When did slavery officially end in the United States?
VERDICT
CONFIDENCE
45%
Direct Answer
The claim lacks specificity about which aspect of slavery's end is being asked. Slavery was effectively ended through multiple events: the Emancipation Proclamation (January 1, 1863) freed enslaved people in Confederate states, Juneteenth (June 19, 1865) marked the last announcement of freedom in Texas, and the 13th Amendment ratification (December 6, 1865) constitutionally abolished slavery nationwide.
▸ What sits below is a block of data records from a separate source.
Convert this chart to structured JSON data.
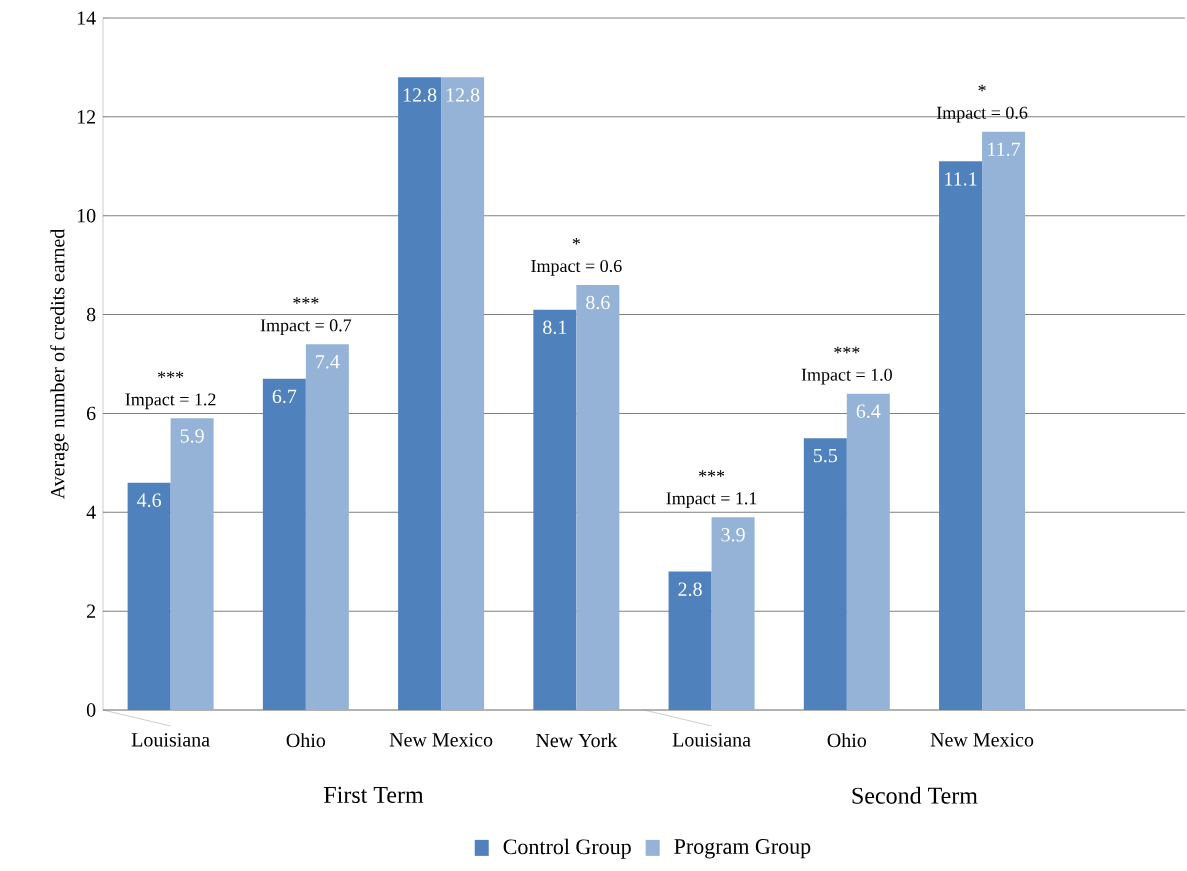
{
  "chart_data": {
    "type": "bar",
    "ylabel": "Average number of credits earned",
    "categories": [
      "Louisiana",
      "Ohio",
      "New Mexico",
      "New York",
      "Louisiana",
      "Ohio",
      "New Mexico",
      null
    ],
    "series": [
      {
        "name": "Control Group",
        "color": "#4f81bd",
        "values": [
          4.6,
          6.7,
          12.8,
          8.1,
          2.8,
          5.5,
          11.1,
          null
        ]
      },
      {
        "name": "Program Group",
        "color": "#95b3d7",
        "values": [
          5.9,
          7.4,
          12.8,
          8.6,
          3.9,
          6.4,
          11.7,
          null
        ]
      }
    ],
    "ylim": [
      0,
      14
    ],
    "yticks": [
      0,
      2,
      4,
      6,
      8,
      10,
      12,
      14
    ],
    "grid": "y",
    "legend": "bottom",
    "data_labels": true,
    "annotations": [
      {
        "text": "Impact = 1.2",
        "y": 5.9
      },
      {
        "text": "***",
        "y": 5.9
      },
      {
        "text": "Impact = 0.7",
        "y": 7.4
      },
      {
        "text": "***",
        "y": 7.4
      },
      {
        "text": "Impact = 0.6",
        "x": "New York",
        "y": 8.6
      },
      {
        "text": "*",
        "x": "New York",
        "y": 8.6
      },
      {
        "text": "Impact = 1.1",
        "y": 3.9
      },
      {
        "text": "***",
        "y": 3.9
      },
      {
        "text": "Impact = 1.0",
        "y": 6.4
      },
      {
        "text": "***",
        "y": 6.4
      },
      {
        "text": "Impact = 0.6",
        "y": 11.7
      },
      {
        "text": "*",
        "y": 11.7
      },
      "First Term",
      "Second Term"
    ]
  }
}
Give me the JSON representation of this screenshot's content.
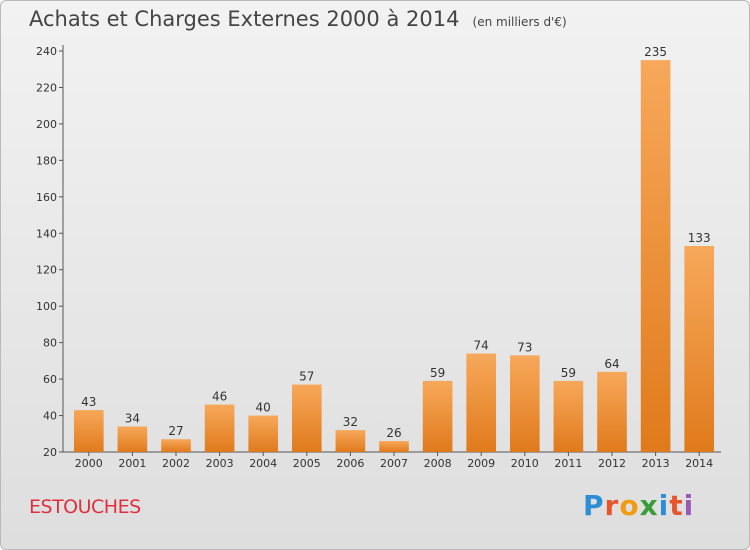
{
  "header": {
    "title": "Achats et Charges Externes 2000 à 2014",
    "unit": "(en milliers d'€)"
  },
  "footer": {
    "place": "ESTOUCHES",
    "brand": "Proxiti",
    "brand_colors": [
      "#2c8fd6",
      "#e8552d",
      "#f39c12",
      "#3a9c3a",
      "#2c8fd6",
      "#e8552d",
      "#9b59b6"
    ]
  },
  "colors": {
    "bar_light": "#f7a85a",
    "bar_dark": "#e07a1c",
    "axis": "#555555",
    "title": "#444444",
    "place": "#e0303e"
  },
  "chart_data": {
    "type": "bar",
    "title": "Achats et Charges Externes 2000 à 2014",
    "subtitle": "(en milliers d'€)",
    "xlabel": "",
    "ylabel": "",
    "categories": [
      "2000",
      "2001",
      "2002",
      "2003",
      "2004",
      "2005",
      "2006",
      "2007",
      "2008",
      "2009",
      "2010",
      "2011",
      "2012",
      "2013",
      "2014"
    ],
    "values": [
      43,
      34,
      27,
      46,
      40,
      57,
      32,
      26,
      59,
      74,
      73,
      59,
      64,
      235,
      133
    ],
    "ylim": [
      20,
      240
    ],
    "yticks": [
      20,
      40,
      60,
      80,
      100,
      120,
      140,
      160,
      180,
      200,
      220,
      240
    ],
    "grid": false,
    "data_labels": true
  }
}
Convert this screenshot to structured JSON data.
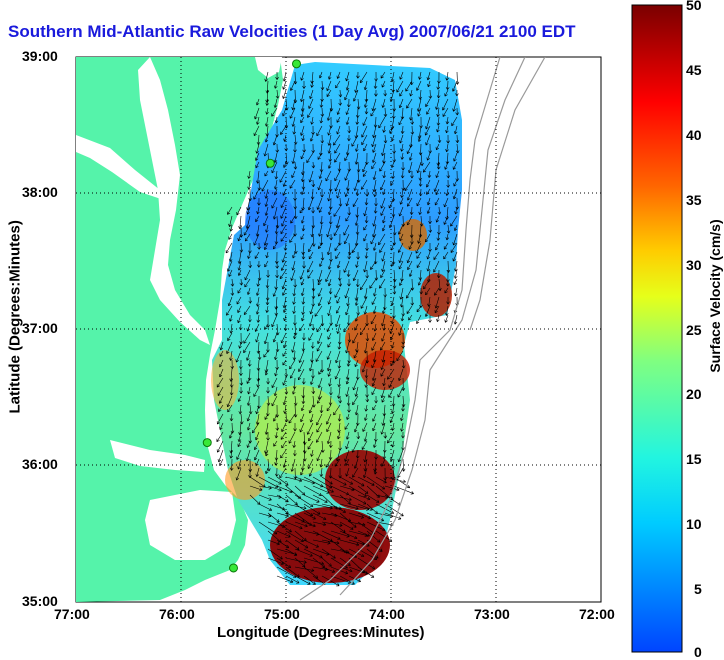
{
  "title": "Southern Mid-Atlantic Raw Velocities (1 Day Avg) 2007/06/21 2100 EDT",
  "x_axis": {
    "label": "Longitude (Degrees:Minutes)",
    "ticks": [
      "77:00",
      "76:00",
      "75:00",
      "74:00",
      "73:00",
      "72:00"
    ]
  },
  "y_axis": {
    "label": "Latitude (Degrees:Minutes)",
    "ticks": [
      "39:00",
      "38:00",
      "37:00",
      "36:00",
      "35:00"
    ]
  },
  "colorbar": {
    "label": "Surface Velocity (cm/s)",
    "ticks": [
      "50",
      "45",
      "40",
      "35",
      "30",
      "25",
      "20",
      "15",
      "10",
      "5",
      "0"
    ],
    "min": 0,
    "max": 50
  },
  "colors": {
    "land": "#55f3aa",
    "water": "#ffffff",
    "title": "#1a1adc",
    "station": "#38e838",
    "bathymetry": "#9a9a9a",
    "grid": "#000000"
  },
  "map": {
    "extent_lon": [
      -77.0,
      -72.0
    ],
    "extent_lat": [
      35.0,
      39.0
    ],
    "grid": "dotted",
    "stations": [
      {
        "lon": -74.9,
        "lat": 38.95
      },
      {
        "lon": -75.15,
        "lat": 38.22
      },
      {
        "lon": -75.75,
        "lat": 36.17
      },
      {
        "lon": -75.5,
        "lat": 35.25
      }
    ]
  }
}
However, the 13th Amendment contains an exception allowing involuntary servitude as criminal punishment, which some argue means slavery technically persists.
Why People Get This Wrong
People commonly believe slavery ended on January 1, 1863, with the Emancipation Proclamation, as it is the most famous and symbolically powerful announcement freeing millions of enslaved people in Confederate states, often taught in schools as the key moment of liberation. This overlooks its limited legal scope, applying only to rebel areas not under Union control and exempting border states and Union territories. The kernel of truth—its massive moral and practical impact during the Civil War—makes this date stick, overshadowing the 13th Amendment's ratification in December 1865, which constitutionally abolished slavery nationwide, and even later endings in Indian Territory in 1866.